The Chinese official statistics say that the average rise in property prices was 10.7 per cent in February. The increase is accelerating from a year-on-year rise of 9.5 per cent in January. However, the data may significantly underestimate what is going on for prime properties in China. My friends in Shanghai and Beijing say the rate of price increases of typical housing units is above 50 per cent a year and may reach 100 per cent, and that new property developments are spreading fast from first to second-tier suburbs, with less convenient transportation.
According to the official statistics, the rate of price increases of newly-built residential buildings (at 90 square metres and below) in Beijing, Shanghai and Shenzhen are 19.3 per cent, 11.6 per cent and 19.6 per cent, respectively. In the same category, the highest property inflation was in Sanya, Hainan Island, at 57.9 per cent. However, the location and quality of the buildings are most likely not controlled for in the official statistics. (Beyond “average prices”, no detailed description is available.) Suppose that the market has more buildings in the second-tier than the first-tier suburbs; then the average price may be lower than the location-controlled index.

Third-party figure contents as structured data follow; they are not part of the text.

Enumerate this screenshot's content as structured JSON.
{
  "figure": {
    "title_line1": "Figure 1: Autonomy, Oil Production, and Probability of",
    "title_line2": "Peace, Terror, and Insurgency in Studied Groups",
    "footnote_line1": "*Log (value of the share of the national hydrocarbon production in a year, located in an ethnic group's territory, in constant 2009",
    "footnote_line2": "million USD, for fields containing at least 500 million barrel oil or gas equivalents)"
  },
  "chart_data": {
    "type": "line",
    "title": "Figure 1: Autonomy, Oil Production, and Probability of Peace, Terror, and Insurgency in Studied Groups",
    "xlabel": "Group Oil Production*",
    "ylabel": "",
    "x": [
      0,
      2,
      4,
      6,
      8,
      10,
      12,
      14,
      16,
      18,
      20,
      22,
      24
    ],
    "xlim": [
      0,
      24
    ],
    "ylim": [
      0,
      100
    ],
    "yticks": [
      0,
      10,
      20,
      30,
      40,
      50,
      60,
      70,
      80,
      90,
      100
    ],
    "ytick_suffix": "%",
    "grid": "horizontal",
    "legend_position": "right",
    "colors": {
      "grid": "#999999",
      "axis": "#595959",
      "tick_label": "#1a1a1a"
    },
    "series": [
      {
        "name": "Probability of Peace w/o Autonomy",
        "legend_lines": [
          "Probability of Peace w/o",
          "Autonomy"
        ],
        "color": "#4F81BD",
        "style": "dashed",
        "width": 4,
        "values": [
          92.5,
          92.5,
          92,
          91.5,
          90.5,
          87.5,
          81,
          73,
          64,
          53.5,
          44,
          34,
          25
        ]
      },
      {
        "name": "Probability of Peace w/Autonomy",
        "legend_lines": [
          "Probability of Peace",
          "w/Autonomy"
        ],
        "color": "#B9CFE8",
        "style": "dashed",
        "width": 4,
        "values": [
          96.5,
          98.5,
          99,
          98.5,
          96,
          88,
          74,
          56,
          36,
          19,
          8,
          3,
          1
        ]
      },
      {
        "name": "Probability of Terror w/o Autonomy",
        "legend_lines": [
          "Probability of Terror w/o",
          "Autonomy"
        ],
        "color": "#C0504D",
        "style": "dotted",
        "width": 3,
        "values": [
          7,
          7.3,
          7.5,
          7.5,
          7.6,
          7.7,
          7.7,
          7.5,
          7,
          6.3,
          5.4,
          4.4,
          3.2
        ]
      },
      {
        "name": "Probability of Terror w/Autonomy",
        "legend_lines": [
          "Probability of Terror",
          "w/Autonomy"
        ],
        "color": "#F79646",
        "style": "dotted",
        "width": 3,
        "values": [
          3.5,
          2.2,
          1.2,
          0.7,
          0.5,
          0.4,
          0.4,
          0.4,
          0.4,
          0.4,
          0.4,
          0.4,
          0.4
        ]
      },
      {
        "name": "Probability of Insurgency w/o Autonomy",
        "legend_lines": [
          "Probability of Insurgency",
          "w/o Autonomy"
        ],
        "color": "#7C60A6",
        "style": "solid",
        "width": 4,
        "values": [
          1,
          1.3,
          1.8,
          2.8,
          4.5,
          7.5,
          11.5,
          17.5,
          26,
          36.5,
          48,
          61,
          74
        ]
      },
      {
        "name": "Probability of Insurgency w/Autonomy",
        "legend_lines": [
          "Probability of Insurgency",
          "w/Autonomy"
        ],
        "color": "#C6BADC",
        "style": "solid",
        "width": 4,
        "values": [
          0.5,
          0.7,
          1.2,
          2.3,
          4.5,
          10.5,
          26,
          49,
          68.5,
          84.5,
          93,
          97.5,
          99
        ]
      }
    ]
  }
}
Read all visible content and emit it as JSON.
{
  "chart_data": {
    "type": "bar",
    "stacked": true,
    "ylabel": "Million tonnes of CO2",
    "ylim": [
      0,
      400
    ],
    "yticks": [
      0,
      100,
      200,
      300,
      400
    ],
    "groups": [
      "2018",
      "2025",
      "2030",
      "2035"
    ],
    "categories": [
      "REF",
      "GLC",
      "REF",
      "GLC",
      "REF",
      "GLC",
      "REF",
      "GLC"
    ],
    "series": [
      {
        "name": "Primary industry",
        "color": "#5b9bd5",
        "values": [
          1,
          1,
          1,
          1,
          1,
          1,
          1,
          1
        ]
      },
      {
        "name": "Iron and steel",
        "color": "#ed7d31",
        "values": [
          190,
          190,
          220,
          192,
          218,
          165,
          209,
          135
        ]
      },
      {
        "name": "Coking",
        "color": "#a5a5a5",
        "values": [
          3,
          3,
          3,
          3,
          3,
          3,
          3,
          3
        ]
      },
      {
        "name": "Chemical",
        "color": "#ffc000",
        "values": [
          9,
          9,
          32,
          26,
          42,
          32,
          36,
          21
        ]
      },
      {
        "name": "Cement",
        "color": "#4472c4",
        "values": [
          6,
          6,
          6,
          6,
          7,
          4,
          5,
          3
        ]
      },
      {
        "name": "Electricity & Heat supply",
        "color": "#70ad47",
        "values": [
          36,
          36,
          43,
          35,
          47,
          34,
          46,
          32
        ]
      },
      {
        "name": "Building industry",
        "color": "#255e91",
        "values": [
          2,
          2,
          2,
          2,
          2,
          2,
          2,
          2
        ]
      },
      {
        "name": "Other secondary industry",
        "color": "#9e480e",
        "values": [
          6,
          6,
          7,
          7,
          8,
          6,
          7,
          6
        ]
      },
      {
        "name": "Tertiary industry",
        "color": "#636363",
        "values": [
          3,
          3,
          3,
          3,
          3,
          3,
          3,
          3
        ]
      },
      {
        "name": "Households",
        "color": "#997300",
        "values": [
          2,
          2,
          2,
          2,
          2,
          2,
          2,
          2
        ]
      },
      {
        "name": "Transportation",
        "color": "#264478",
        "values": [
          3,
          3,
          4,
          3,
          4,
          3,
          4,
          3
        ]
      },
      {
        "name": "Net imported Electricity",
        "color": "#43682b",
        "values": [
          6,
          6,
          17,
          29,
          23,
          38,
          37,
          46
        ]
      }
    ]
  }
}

Official statistics most likely underestimate the size of the housing bubble.
In real estate economics, the quality-adjusted property price index can be constructed by the sampling of repeated-sale (identical) properties (like the Case-Shiller index), by running a hedonic regression (in many academic studies for particular cities), or by using expert appraisal (like the frequently quoted Japanese land price index). Having a quality-adjusted property price index is a critical base for timely policy decisions.